We exposed primary CD8(+) T cells to soluble CD3 mAb plus IL-2 and limited numbers of monocytes (3%). These cells were activated but concurrently subjected to ongoing apoptosis ( approximately 25% were apoptotic from day 2 of culture). However, their costimulated CD4(+) counterparts were much less prone to apoptosis. The apoptotic signaling pathway bypassed Fas and TNFRs, and required the activity of cathepsin C, a protease which performs the proteolytic maturation of granzyme (Gr) A and GrB proenzymes within the cytolytic granules. Silencing the GrB gene by RNA interference in activated CD8(+) T cells prevented the activation of procaspase-3 and Bid, and indicated that GrB was the upstream death mediator. A GrB-specific mAb immunoprecipitated a approximately 70-kDa molecular complex from cytolytic extracts of activated CD8(+) (but not resting) T cells, that was specifically recognized by a nucleocytoplasmic protease inhibitor 9 (PI-9) specific mAb. This complex was also detected after reciprocal immunoprecipitation of PI-9. It coexisted in the cytosol with the 32-kDa form of GrB. As neither were detected in the cytosol of CD4(+) bystander T cells (which poorly synthesized GrB), and as silencing the perforin (Pf) gene had no effect in our system, endogenous GrB was likely implicated. Immunoprecipitation experiments failed to reveal Pf in the cytosol of CD8(+) T cells, and only a tiny efflux of granular GrA was detected by ELISA. We propose that some GrB is released from cytolytic granules to the cytosol of CD8(+) T lymphocytes upon CD3/TCR stimulation and escapes PI-9, thereby mediating apoptotic cell death.

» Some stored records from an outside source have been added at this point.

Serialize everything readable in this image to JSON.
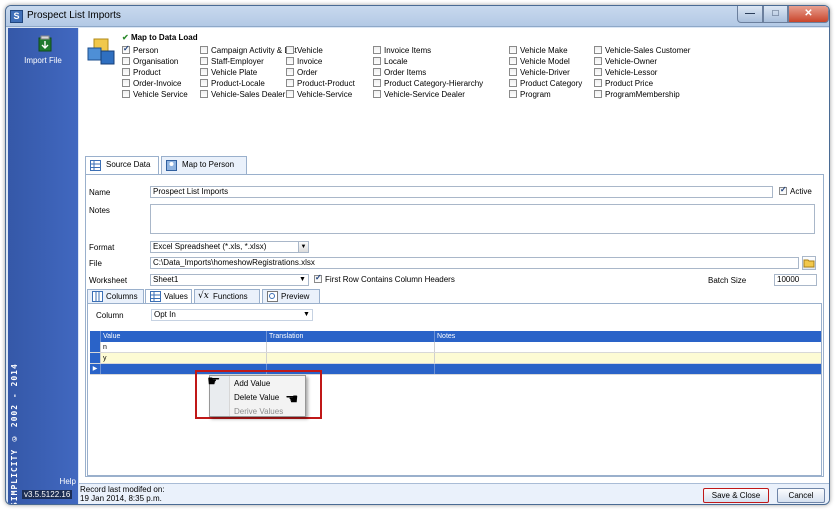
{
  "window": {
    "title": "Prospect List Imports",
    "app_icon": "S",
    "controls": {
      "minimize": "—",
      "maximize": "□",
      "close": "✕"
    }
  },
  "sidebar": {
    "import_label": "Import File",
    "brand_vertical": "SIMPLICITY © 2002 - 2014",
    "help_label": "Help",
    "version": "v3.5.5122.16"
  },
  "mapping": {
    "title": "Map to Data Load",
    "entities": [
      {
        "label": "Person",
        "checked": true
      },
      {
        "label": "Organisation",
        "checked": false
      },
      {
        "label": "Product",
        "checked": false
      },
      {
        "label": "Order-Invoice",
        "checked": false
      },
      {
        "label": "Vehicle Service",
        "checked": false
      },
      {
        "label": "Campaign Activity & List",
        "checked": false
      },
      {
        "label": "Staff-Employer",
        "checked": false
      },
      {
        "label": "Vehicle Plate",
        "checked": false
      },
      {
        "label": "Product-Locale",
        "checked": false
      },
      {
        "label": "Vehicle-Sales Dealer",
        "checked": false
      },
      {
        "label": "Vehicle",
        "checked": false
      },
      {
        "label": "Invoice",
        "checked": false
      },
      {
        "label": "Order",
        "checked": false
      },
      {
        "label": "Product-Product",
        "checked": false
      },
      {
        "label": "Vehicle-Service",
        "checked": false
      },
      {
        "label": "Invoice Items",
        "checked": false
      },
      {
        "label": "Locale",
        "checked": false
      },
      {
        "label": "Order Items",
        "checked": false
      },
      {
        "label": "Product Category-Hierarchy",
        "checked": false
      },
      {
        "label": "Vehicle-Service Dealer",
        "checked": false
      },
      {
        "label": "Vehicle Make",
        "checked": false
      },
      {
        "label": "Vehicle Model",
        "checked": false
      },
      {
        "label": "Vehicle-Driver",
        "checked": false
      },
      {
        "label": "Product Category",
        "checked": false
      },
      {
        "label": "Program",
        "checked": false
      },
      {
        "label": "Vehicle-Sales Customer",
        "checked": false
      },
      {
        "label": "Vehicle-Owner",
        "checked": false
      },
      {
        "label": "Vehicle-Lessor",
        "checked": false
      },
      {
        "label": "Product Price",
        "checked": false
      },
      {
        "label": "ProgramMembership",
        "checked": false
      }
    ]
  },
  "tabs": [
    "Source Data",
    "Map to Person"
  ],
  "form": {
    "name_label": "Name",
    "name_value": "Prospect List Imports",
    "active_label": "Active",
    "active_checked": true,
    "notes_label": "Notes",
    "notes_value": "",
    "format_label": "Format",
    "format_value": "Excel Spreadsheet (*.xls, *.xlsx)",
    "file_label": "File",
    "file_value": "C:\\Data_Imports\\homeshowRegistrations.xlsx",
    "worksheet_label": "Worksheet",
    "worksheet_value": "Sheet1",
    "first_row_label": "First Row Contains Column Headers",
    "first_row_checked": true,
    "batch_label": "Batch Size",
    "batch_value": "10000"
  },
  "subtabs": [
    "Columns",
    "Values",
    "Functions",
    "Preview"
  ],
  "values_panel": {
    "column_label": "Column",
    "column_value": "Opt In",
    "headers": [
      "Value",
      "Translation",
      "Notes"
    ],
    "rows": [
      {
        "value": "n",
        "translation": "",
        "notes": ""
      },
      {
        "value": "y",
        "translation": "",
        "notes": ""
      },
      {
        "value": "",
        "translation": "",
        "notes": ""
      }
    ]
  },
  "context_menu": {
    "items": [
      {
        "label": "Add Value",
        "enabled": true
      },
      {
        "label": "Delete Value",
        "enabled": true
      },
      {
        "label": "Derive Values",
        "enabled": false
      }
    ]
  },
  "status": {
    "line1": "Record last modifed on:",
    "line2": "19 Jan 2014, 8:35 p.m.",
    "save_close": "Save & Close",
    "cancel": "Cancel"
  },
  "colors": {
    "accent": "#2a63c8",
    "sidebar": "#3a5fb2",
    "highlight": "#c01818",
    "selected_row": "#fdfbd4"
  }
}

Cathepsin D triggers Bax activation, resulting in selective apoptosis-inducing factor (AIF) relocation in T lymphocytes entering the early commitment phase to apoptosis.

Activated human T lymphocytes exposed to apoptotic stimuli targeting mitochondria (i.e. staurosporine), enter an early, caspase-independent phase of commitment to apoptosis characterized by cell shrinkage and peripheral chromatin condensation. We show that during this phase, AIF is selectively released from the intermembrane space of mitochondria, and that Bax undergo conformational change, relocation to mitochondria, and insertion into the outer mitochondrial membrane, in a Bid-independent manner. We analyzed the subcellular distribution of cathepsins (Cat) B, D, and L, in a search for caspase-independent factors responsible for Bax activation and AIF release. All were translocated from lysosomes to the cytosol, in correlation with limited destabilization of the lysosomes and release of lysosomal molecules in a size selective manner. However, only inhibition of Cat D activity by pepstatin A inhibited the early apoptotic events and delayed cell death, even in the presence of bafilomycin A1, an inhibitor of vacuolar type H+-ATPase, which inhibits acidification in lysosomes. Small interfering RNA-mediated gene silencing was used to inactivate Cat D, Bax, and AIF gene expression. This allowed us to define a novel sequence of events in which Cat D triggers Bax activation, Bax induces the selective release of mitochondrial AIF, and the latter is responsible for the early apoptotic phenotype.